As public hearings on Quebec's controversial language bill begin, the provincial Language Minister, Diane De Courcy, says she is prepared to listen with an open mind.

More than 80 groups and individuals are scheduled to appear before the national assembly over the next few weeks to discuss Bill 14, which makes amendments to the 35-year-old French language charter.

Both the provincial Liberals and the Coalition Avenir Quebec parties have said they plan to oppose the bill in its current state, meaning the minority Parti Québécois government will have to make some changes if they want Bill 14 to pass.

On Tuesday, the Association of Suburban Municipalities (ASM) said Bill 14 could unfairly deprive more than 80 regions of their bilingual status.

Bill 14 would allow the government, at the minister's discretion, to revoke bilingual status if a town's English-speaking population drops below 50 per cent.

According to the ASM, more than 428,000 Quebec residents live in bilingual boroughs and municipalities.

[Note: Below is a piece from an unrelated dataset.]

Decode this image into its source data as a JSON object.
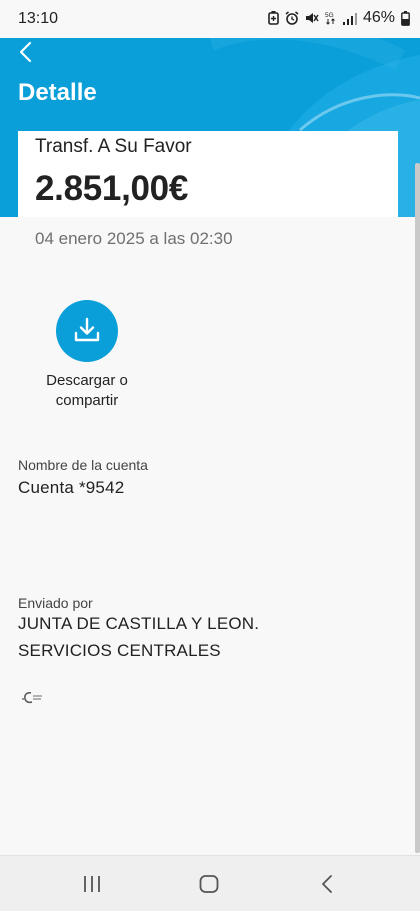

The majority of them have adopted a resolution that opposes Bill 14 and asks for their bilingual status to be maintained.

"Municipalities and boroughs with bilingual status play an important role in enabling their English-speaking residents to feel at home in Quebec," said Anthony Housefather, Mayor of Côte-Saint-Luc and secretary of the association in a statement.

Quebec's civil service union, the Syndicat de la fonction publique du Québec, criticized the bill for not going far enough.

The union said the law should identify French as the official language of government communication.

Lucie Martineau, the union's president, said some of her members have lost their jobs because they were not able to offer service in English.